Load a new dataset. Click the Open
file button and select the file iris.arff. . How many instances
does this dataset have? How many attributes? What is the range of possible
values of the attribute petallength?
2) Weather.nominal.arff
What is the function of the first column in the Viewer window? What is the class value of instance number 8 in the weather data?
Load the iris data and open it in the editor. How many numeric and
how many nominal attributes does this dataset have?
3) Load the weather.nominal dataset. Use the filter weka.unsupervised.instance.RemoveWithValues
to remove all instances in which the humidity attribute has the value
high. To do
this, first make the field next to the Choose button show the text RemoveWithValues. Then click on it to get the Generic Object Editor window, and
figure out how to change the filter settings appropriately. Undo the change to
the dataset that you just performed, and verify that the data has reverted to
its original state.
4) Load the iris data using the Preprocess panel. Evaluate C4.5 on
this data using (a) the training set and (b) cross-validation. What is the
estimated percentage of correct classifications for (a) and (b)? Which estimate
is more realistic? Use the Visualize classifier errors function
to find the wrongly classified test instances for the cross-validation
performed in previous Exercise . What can you say about the location of the
errors?
5) Glass.arff
How many attributes are there in the dataset? What are their
names? What is the class attribute? Run the classification algorithm IBk (weka.classifiers.lazy.IBk). Use cross-validation to test its performance,
leaving the number of folds at the default value of 10. Recall
that you can examine the classifier options in the Generic Object Editor window
that pops up when you click the text beside the Choose button. The default
value of the KNN field is 1: This sets the number of neighboring
instances to use when classifying.
6) Glass.arff
What is the accuracy of IBk (given in the Classifier Output box)? Run IBk again, but increase the number of neighboring
instances to k = 5 by entering this value in the KNN field. Here and throughout
this section, continue to use cross-validation as the evaluation method.

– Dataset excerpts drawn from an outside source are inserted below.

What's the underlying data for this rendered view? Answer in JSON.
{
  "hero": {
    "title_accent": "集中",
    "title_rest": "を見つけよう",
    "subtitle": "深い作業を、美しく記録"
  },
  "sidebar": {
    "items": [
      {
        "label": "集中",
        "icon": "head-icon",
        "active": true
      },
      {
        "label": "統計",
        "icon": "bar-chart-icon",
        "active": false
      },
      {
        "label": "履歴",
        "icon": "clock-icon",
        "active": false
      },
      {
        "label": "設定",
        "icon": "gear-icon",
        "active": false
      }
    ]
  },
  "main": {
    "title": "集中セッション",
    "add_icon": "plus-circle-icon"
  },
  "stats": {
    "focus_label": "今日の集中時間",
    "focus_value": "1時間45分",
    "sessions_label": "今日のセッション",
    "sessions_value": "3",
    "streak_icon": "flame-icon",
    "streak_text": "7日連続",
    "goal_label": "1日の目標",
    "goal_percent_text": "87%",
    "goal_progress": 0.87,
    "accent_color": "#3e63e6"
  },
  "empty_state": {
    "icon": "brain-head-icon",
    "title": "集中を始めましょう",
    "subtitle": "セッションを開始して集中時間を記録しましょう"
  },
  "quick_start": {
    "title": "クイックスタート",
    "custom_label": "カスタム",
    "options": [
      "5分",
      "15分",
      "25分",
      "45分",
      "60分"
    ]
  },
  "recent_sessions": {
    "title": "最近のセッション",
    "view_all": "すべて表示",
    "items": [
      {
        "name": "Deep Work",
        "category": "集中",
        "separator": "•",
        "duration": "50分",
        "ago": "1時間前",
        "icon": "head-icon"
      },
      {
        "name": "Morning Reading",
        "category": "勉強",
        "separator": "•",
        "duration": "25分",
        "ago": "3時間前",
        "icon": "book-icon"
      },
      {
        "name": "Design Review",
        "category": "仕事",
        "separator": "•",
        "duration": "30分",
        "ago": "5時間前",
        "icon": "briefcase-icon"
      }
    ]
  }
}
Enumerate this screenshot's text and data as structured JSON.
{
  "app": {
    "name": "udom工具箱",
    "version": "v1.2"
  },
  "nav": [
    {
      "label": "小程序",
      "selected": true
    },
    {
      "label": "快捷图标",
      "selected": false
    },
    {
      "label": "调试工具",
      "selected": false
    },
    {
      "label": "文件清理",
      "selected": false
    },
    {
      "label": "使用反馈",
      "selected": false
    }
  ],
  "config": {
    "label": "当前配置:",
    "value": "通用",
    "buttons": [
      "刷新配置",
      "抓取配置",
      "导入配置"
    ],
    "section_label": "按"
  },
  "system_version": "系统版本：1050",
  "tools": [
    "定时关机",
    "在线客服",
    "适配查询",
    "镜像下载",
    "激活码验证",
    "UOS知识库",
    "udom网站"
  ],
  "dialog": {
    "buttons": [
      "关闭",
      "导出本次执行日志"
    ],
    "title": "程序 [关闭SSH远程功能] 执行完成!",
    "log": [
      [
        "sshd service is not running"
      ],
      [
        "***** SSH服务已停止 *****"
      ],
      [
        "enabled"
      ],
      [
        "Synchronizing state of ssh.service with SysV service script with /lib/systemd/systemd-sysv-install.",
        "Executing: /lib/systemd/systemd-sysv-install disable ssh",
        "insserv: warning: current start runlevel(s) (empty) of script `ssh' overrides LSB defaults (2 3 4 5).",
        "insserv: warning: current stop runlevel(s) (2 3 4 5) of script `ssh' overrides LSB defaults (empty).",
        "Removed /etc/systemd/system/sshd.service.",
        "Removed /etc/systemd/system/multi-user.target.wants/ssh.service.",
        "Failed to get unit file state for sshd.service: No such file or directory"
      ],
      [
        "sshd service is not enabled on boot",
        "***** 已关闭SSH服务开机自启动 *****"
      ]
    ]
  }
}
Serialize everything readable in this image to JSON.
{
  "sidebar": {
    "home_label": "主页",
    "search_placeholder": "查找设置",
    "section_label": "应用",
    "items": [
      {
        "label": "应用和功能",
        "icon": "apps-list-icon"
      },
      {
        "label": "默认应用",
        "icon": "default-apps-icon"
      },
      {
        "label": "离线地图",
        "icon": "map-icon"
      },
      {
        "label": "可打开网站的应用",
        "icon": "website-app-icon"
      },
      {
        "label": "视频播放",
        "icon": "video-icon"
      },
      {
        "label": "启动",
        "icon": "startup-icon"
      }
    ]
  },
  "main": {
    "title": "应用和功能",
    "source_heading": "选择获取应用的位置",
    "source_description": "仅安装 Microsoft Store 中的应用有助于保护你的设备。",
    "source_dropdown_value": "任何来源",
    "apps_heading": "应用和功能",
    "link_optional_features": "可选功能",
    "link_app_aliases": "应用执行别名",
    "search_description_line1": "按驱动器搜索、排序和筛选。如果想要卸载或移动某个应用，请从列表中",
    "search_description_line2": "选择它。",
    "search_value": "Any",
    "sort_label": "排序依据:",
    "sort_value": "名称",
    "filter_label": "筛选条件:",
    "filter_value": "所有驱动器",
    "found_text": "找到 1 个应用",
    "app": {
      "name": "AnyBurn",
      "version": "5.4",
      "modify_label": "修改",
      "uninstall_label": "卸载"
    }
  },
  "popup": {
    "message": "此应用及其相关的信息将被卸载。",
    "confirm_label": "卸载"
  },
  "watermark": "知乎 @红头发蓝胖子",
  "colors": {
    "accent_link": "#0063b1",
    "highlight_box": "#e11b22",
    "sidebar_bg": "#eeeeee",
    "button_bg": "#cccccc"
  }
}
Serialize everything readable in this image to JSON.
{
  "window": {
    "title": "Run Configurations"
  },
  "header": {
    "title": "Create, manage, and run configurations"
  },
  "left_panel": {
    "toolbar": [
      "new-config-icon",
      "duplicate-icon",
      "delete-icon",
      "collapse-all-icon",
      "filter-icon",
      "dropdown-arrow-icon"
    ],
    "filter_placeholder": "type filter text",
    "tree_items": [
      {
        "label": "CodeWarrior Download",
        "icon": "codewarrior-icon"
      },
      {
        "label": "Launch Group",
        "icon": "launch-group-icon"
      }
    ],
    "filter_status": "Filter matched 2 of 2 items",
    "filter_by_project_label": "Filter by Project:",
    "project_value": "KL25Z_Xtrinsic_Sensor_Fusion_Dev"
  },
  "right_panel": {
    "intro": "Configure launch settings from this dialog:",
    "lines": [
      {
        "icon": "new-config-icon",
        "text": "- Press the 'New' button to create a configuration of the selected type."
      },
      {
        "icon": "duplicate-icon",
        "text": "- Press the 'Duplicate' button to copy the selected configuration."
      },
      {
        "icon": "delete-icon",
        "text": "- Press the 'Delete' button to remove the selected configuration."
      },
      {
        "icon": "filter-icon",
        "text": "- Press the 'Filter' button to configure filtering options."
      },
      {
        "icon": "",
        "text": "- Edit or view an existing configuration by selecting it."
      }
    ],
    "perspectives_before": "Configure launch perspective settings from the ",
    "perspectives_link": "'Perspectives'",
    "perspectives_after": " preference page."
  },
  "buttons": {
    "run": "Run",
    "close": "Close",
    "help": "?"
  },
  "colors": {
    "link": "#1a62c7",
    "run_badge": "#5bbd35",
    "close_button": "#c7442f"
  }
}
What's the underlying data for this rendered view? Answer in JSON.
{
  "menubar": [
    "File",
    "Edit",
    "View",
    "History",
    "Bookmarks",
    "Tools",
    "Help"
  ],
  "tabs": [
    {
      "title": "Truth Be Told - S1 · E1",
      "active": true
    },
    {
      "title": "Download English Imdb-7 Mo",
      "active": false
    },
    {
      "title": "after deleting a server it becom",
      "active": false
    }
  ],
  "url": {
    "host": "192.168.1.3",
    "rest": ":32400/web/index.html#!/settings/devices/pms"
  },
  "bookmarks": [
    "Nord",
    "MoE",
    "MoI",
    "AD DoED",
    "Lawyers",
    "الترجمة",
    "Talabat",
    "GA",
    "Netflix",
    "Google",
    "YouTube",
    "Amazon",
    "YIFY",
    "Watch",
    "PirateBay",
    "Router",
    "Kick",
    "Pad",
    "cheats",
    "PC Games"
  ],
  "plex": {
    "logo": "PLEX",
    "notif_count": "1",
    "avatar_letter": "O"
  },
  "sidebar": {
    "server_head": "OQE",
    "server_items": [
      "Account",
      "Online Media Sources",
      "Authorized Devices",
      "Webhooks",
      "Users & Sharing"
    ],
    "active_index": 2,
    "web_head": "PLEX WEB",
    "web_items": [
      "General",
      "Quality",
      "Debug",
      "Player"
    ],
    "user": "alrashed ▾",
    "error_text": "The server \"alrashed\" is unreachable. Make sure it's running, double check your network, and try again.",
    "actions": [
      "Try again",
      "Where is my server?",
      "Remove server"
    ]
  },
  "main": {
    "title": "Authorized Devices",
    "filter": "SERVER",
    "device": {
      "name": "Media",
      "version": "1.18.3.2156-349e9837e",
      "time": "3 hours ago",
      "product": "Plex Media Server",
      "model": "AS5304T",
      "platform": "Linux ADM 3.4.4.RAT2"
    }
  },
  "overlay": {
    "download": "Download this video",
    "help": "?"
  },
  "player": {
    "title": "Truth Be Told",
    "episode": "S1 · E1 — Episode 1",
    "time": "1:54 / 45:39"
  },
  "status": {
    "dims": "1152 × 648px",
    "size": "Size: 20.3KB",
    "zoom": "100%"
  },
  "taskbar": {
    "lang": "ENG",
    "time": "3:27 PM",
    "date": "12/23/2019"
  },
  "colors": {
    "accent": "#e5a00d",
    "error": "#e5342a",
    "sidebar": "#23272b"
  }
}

What is the accuracy of IBk with five neighboring instances (k = 5)?
7) Ionosphere.arff
For J48, compare
cross-validated accuracy and the size of the trees generated for (1) the raw
data, (2) data discretized by the unsupervised discretization method in default
mode, and (3) data discretized by the same
method with binary attributes.
8) Apply the ranking technique to the labor negotiations data in labor.arff to determine the four most important attributes based on
information gain. On the same data, run CfsSubsetEval
for correlation-based
selection, using the BestFirst
search. Then run the wrapper method with J48 as the base learner, again using the BestFirst search. Examine the
attribute subsets that are output. Which attributes are selected by both
methods? How do they relate to the output generated by ranking
using information gain?
9)
Run Apriori on the weather data with each of the four rule-ranking metrics,
and default settings otherwise. What is the top-ranked rule that is output for
each metric?